I believe that the wood trim will be standard. I haven't seen anything regarding wood upgrades like on the A4s.
I think the wood will reflect the interior color choice. Perhaps the S -Line will have brushed aluminum like the A3 Quattro.

Jeff


----------



## pilotdan (May 19, 2005)

Small Tank is due to the third row seat folding into the space where the tank would have been.
Its small thats for sure and with about 12mpg around town its not going to last long.......
But all that aside, for a suspected $5k premium over a Touareg, with more standard equipment and (far better service IMHO)........ its going to be difficult not to say yes.


----------



## Elkmtnmotors (Jul 3, 2003)

*Re: (pilotdan)*

The free maintenance will help eat up some of that difference.
Jeff


----------



## pilotdan (May 19, 2005)

Tell me about it!! The VW has cost a fortune so far.


----------



## 2622 (May 29, 2003)

*Re: New Pricing list for retail options for Q7 and Q7 Premium (CapeCod337)*

Has anyone been able to confirm the size of the gas tank?

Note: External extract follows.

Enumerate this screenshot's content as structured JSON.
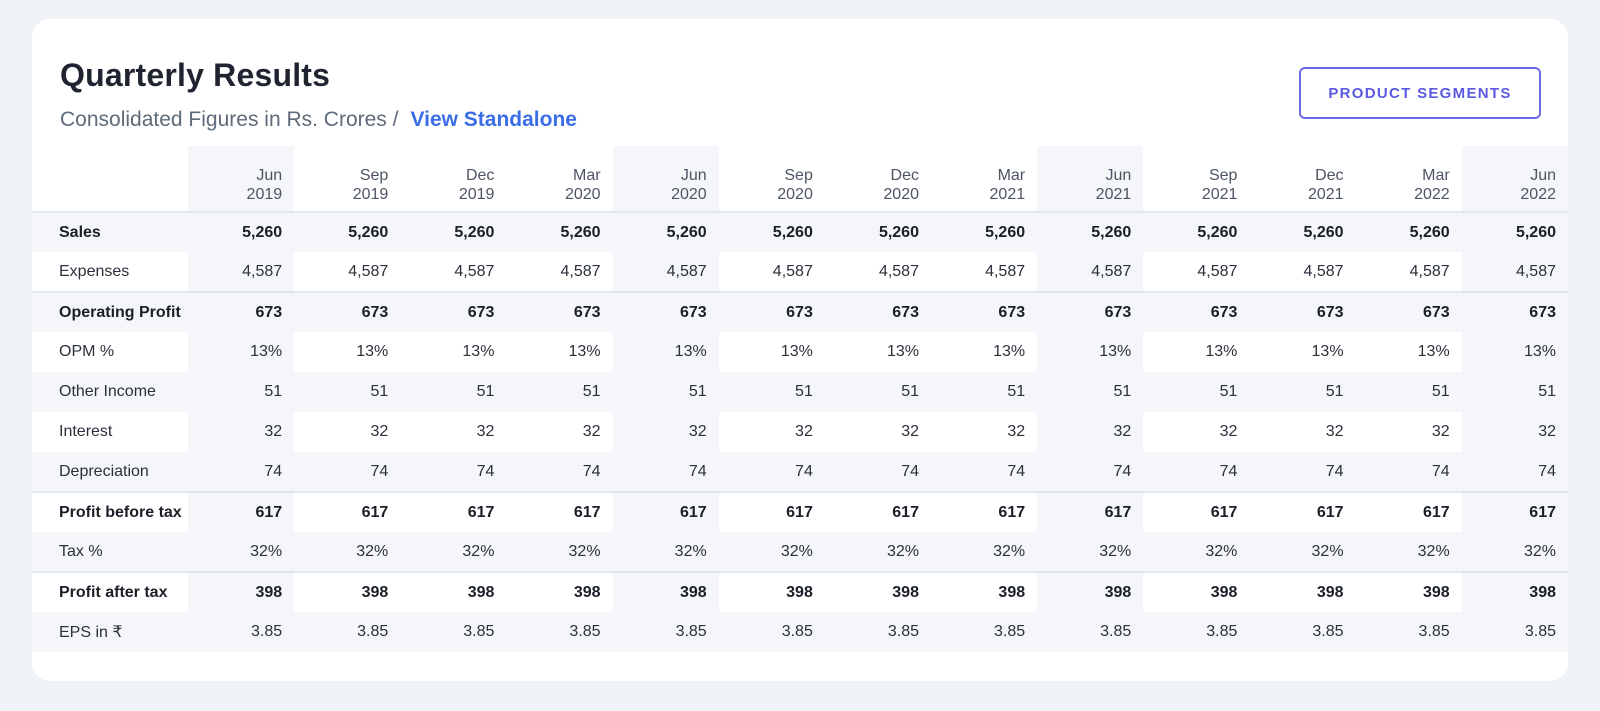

Although an 18.85 gallon tank may not be a deal breaker for me, i consider it a substantial negative. Its not necesarily about the gas mileage. It's the cruising range that is important, which is dependent on the mileage and tank size.


----------



## Elkmtnmotors (Jul 3, 2003)

*Re: New Pricing list for retail options for Q7 and Q7 Premium (2622)*

I feel the FSI will give the range an advantage over the 4.2 in other platforms.
18.85 gallons is pretty average - except the larger SUVs.
I have a 32 gallon tank and it is not nice to fill up and I average 15 miles per gallon.
I guess that 18 mpg will be reasonable. SO about 350 mile range.
How much will you be using a vehicle like this outside of normal fuel range?
The average person will not take this offroad - back and forth to work.
Here in Colorado you have to tote your dogs around - more important out here is how often to let them out to sh_t?
If you drive 75 that is over 4 hours straight driving, I normally would think people would want to go out and swap drivers or get something to eat and use the facilities.
You may have to fuel up more often than if it had a huge tank. I guess that could be a problem in some instances.
Jeff


----------



## 2622 (May 29, 2003)

*Re: New Pricing list for retail options for Q7 and Q7 Premium (Elkmtnmotors)*

I understand that a long cruising range is not critical for most use, but one of the uses that i have is to drive my son back and forth to college which is just over 340 miles (one way). I can do it in my Touareg on one tank. I was hoping for a "kinder, gentler" Touareg that is at least as quick, with more space, a large payload capacity and last but not least a good cruising range. It looks like the Q7 will meet most but not all of those goals.


----------



## Elkmtnmotors (Jul 3, 2003)

*Re: New Pricing list for retail options for Q7 and Q7 Premium (2622)*

I agree - 
One of the trade offs is a smaller tank. 
7 passenger seating and the design for safety features is the culprit.
What you gain is FSI and a lighter platform.
So - in a perfect world you would get gas once with a Touareg and the Q7 - but you will get there in much more comfort and capability.
I also hope that letting VW and Porsche get all the bugs out - you will not have to have the vehicle in the shop!

Jeff


----------



## 2622 (May 29, 2003)

*Re: New Pricing list for retail options for Q7 and Q7 Premium (Elkmtnmotors)*

I guess that I am in the minority, but I would prefer a 5 seater with lots of back seat room, lots of cargo space, a big gas tank and a full size spare rather than a third row seat that most people do not fit in.


----------



## randemar (Dec 8, 2003)

*Re: New Pricing list for retail options for Q7 and Q7 Premium (2622)*

me too!


----------



## Elkmtnmotors (Jul 3, 2003)

*Re: New Pricing list for retail options for Q7 and Q7 Premium (randemar)*

You can always fold the reat seats flat. It is standard equipment anyway.

Jeff Simons 
970 948 9865


----------



## CapeCod337 (Mar 28, 2002)

*Re: New Pricing list for retail options for Q7 and Q7 Premium (2622)*

Cheers here to that!


----------



## spockcat (Jun 5, 2003)

*Re: New Pricing list for retail options for Q7 and Q7 Premium (Elkmtnmotors)*

Links are all broken. Anyone got the pricing to repost?


----------